The underlying concept is simple - sort the map entries into key order and use a binary search on the key to find the entry and return the associated value. This requires O(log n) accesses per map lookup but the problem with this naive approach is memory consumption. Imagining that both keys and values can be accommodated in 64 bit longs, one entry requires 16 bytes. With 10 million entries, we’re looking at 160 megabytes of memory for a data structure which in my application is only subsidiary to a number of larger algorithms. Can we do better?

It turns out that we can take advantage of fact that data frequently exhibit a bias towards small values. Though some values may be very large (eg. there are a small number of very high frequency words) most values are small (eg. most words are infrequent). By padding every value to the same width (eg. 64 bits) we’re wasting a lot of space.

To trim the values we can use a universal code and this will reduce the number of bits required to store most values if most values are relatively short. But now we have a problem: how can we operate a binary search when the entries are variable length?

My solution to this was to use Fibonacci coding. This elegant code has the property that every number’s binary representation ends with 11 and there are no consecutive ones elsewhere present.
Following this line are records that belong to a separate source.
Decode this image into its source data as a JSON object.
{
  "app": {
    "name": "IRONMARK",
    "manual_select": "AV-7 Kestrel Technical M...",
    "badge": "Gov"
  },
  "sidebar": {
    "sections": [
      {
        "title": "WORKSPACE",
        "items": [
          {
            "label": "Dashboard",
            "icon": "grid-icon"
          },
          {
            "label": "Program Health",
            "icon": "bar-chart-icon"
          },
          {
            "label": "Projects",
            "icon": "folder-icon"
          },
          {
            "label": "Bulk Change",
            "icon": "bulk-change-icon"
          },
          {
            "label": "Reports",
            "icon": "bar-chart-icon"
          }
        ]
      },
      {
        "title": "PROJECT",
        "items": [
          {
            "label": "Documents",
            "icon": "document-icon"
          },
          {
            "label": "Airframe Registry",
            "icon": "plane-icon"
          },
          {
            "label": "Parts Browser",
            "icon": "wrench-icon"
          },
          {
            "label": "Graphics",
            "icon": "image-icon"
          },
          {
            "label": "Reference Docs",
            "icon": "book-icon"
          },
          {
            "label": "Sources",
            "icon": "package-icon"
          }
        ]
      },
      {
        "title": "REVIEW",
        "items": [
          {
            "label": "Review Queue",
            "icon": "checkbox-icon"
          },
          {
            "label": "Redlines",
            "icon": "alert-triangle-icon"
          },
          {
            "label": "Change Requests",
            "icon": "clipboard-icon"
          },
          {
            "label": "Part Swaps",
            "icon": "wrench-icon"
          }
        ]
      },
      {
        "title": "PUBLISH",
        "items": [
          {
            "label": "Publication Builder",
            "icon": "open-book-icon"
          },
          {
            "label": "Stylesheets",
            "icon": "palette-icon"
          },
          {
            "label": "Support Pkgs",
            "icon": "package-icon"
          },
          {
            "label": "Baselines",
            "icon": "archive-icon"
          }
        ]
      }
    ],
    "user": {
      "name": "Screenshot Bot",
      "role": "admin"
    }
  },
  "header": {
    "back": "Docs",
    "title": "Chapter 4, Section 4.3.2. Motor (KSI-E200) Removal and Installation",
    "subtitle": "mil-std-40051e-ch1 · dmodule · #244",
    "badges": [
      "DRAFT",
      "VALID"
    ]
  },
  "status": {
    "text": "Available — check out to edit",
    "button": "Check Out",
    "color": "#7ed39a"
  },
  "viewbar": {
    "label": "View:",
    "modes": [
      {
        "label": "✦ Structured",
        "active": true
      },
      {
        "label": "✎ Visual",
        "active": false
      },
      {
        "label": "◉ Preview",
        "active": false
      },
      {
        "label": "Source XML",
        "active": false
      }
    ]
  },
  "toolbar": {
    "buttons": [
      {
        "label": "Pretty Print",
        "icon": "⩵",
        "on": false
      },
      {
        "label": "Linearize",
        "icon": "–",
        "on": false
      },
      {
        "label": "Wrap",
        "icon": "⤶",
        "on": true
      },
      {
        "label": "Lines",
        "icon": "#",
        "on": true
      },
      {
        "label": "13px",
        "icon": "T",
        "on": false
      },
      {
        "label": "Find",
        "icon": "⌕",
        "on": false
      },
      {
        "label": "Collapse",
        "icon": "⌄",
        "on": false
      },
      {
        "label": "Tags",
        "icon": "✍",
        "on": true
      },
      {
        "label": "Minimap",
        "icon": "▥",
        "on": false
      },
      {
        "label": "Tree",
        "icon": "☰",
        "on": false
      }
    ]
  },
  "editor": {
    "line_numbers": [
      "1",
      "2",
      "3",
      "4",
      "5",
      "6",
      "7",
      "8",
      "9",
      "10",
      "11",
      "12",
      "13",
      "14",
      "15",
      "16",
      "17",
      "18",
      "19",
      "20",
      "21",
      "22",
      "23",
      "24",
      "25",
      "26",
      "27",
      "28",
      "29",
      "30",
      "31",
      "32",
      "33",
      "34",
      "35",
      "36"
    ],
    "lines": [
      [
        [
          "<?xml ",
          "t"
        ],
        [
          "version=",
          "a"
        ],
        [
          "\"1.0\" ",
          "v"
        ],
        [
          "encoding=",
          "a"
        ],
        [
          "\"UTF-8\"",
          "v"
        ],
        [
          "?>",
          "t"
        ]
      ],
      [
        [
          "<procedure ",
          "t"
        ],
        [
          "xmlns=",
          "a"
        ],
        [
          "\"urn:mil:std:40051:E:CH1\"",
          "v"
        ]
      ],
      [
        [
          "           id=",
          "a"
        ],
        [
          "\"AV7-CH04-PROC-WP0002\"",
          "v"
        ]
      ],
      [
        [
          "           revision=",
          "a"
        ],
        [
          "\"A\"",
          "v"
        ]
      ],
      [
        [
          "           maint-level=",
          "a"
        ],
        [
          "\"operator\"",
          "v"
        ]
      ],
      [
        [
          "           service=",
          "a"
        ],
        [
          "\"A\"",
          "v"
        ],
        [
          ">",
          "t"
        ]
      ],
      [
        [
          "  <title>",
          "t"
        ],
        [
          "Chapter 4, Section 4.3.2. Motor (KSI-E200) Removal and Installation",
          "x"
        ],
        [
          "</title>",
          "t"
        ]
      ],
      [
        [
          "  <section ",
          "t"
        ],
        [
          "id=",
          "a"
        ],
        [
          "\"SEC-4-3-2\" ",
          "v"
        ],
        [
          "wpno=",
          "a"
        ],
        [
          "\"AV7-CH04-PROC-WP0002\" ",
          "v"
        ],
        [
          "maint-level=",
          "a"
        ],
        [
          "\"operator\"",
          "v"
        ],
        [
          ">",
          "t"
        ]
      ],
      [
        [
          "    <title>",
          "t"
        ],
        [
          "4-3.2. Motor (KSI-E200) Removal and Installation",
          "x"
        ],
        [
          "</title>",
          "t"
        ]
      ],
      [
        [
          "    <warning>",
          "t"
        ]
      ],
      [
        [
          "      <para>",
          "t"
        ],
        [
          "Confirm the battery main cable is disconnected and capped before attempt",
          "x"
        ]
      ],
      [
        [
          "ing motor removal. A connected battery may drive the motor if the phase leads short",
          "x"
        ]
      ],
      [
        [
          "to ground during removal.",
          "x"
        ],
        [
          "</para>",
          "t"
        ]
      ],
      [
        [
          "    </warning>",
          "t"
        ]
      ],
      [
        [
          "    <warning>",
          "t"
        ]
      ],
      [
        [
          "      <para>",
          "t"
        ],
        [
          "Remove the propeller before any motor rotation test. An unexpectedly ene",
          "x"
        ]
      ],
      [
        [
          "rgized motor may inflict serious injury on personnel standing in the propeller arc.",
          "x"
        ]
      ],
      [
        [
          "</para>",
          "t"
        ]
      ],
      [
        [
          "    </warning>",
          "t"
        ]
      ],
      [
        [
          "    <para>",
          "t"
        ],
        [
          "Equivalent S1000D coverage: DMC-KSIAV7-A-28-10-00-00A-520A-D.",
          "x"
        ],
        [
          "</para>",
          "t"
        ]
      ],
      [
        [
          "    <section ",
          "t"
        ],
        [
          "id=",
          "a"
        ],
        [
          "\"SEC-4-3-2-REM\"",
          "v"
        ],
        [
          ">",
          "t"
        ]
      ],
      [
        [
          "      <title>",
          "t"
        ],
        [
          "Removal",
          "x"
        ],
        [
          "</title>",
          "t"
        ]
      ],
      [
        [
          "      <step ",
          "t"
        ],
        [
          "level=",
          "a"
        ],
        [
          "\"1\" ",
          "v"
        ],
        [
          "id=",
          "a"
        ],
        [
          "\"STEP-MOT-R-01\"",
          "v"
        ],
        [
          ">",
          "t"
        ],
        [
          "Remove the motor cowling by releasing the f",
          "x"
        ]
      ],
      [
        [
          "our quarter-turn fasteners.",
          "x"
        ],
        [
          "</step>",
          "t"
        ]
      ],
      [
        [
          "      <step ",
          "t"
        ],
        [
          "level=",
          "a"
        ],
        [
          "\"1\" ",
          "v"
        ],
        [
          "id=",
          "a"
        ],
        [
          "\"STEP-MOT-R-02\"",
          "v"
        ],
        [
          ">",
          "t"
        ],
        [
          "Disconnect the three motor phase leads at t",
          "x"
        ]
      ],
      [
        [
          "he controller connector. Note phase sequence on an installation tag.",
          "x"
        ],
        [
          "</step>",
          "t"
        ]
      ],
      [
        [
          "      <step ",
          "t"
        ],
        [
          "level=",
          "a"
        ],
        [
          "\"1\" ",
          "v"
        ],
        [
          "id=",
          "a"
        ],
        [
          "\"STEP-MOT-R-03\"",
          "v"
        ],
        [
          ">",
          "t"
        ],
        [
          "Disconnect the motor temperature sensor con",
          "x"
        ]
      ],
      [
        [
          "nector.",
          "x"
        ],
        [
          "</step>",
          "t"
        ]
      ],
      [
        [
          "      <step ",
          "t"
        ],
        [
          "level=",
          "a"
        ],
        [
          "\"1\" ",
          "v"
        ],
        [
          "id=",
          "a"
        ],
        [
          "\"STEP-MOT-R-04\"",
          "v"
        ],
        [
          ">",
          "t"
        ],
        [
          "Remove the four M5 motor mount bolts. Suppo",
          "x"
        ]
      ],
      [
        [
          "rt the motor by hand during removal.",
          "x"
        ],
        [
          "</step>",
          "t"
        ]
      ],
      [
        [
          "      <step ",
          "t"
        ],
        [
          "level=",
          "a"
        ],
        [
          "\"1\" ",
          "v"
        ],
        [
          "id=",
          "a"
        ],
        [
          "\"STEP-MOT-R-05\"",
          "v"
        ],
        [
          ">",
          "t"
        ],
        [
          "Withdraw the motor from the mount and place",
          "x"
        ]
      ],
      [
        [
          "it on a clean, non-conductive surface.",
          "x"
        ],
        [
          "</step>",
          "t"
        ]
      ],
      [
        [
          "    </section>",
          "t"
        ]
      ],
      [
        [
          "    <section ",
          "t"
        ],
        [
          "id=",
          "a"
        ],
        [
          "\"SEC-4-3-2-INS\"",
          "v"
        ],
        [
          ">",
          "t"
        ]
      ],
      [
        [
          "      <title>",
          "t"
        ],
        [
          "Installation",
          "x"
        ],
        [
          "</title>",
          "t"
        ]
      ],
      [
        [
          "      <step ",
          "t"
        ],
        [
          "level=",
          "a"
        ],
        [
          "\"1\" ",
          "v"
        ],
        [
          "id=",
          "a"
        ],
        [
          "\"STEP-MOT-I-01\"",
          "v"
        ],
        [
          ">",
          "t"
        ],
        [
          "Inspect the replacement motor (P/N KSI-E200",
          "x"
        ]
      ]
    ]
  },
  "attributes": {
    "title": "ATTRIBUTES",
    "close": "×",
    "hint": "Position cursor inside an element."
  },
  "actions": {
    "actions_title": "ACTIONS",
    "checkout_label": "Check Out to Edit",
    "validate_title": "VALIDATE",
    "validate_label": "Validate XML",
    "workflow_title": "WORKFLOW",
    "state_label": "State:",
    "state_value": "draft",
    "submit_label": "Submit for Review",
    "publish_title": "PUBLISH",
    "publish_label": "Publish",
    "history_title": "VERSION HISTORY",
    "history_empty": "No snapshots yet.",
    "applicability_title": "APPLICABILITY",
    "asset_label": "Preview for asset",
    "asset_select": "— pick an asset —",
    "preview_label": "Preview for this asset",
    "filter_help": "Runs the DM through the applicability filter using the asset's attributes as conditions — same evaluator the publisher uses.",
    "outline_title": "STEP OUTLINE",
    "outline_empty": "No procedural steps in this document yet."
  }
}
How does this help?

We encode every key and value using Fibonacci coding and lay them out [key,value,key,value,…] without any padding, in ascending key order. Then we perform our binary search at a bit-level. We examine the middle bit of our data and work outwards from there looking for a pair of consecutive ones. Because of the properties of this encoding, we know that the binary sequence 11 indicates the end of one number’s encoding and we can then decode the next pair of numbers. But how do we distinguish keys from values?

I chose a simple scheme: for each key, add one and double it; for each value double it and add one. So keys are always even and values are always odd and we can easily identify if it’s a key or a value we’ve decoded based on whether it is even or odd.

So the algorithm, slightly simplified, looks like this:

  1. Start with the whole range of binary data (consisting of key-value pairs ordered by key, encoded using a Fibonacci coding, with keys incremented and doubled, and values doubled and incremented)
  2. If the range is empty return null (ie. no match)
  3. Find the midpoint of the range.
  4. Starting from the midpoint scan for a consecutive pair of one bits.
  5. Decode the number starting immediately after the 11 bit sequence.
  6. If the number is odd, decode the next number.
  7. Recover the key by dividing the number by two and subtracting one.
  8. If the recovered key equals the key we are looking for, decode the next number, subtract one, divide it by two and return the result
  9. Otherwise, if the key is greater than the key we are looking for, move the right-hand limit of the range to the start of the key and continue from (2).
  10. Otherwise the key is less than the key we are looking for so move the left-hand limit of the range to the end of the value and continue from (2).

With the right library support, this is very easy to code — my crinch library has excellent support for universal codes.

There may be better approaches (I’d be happy to hear recommendations), but I thought this one was interesting enough to share.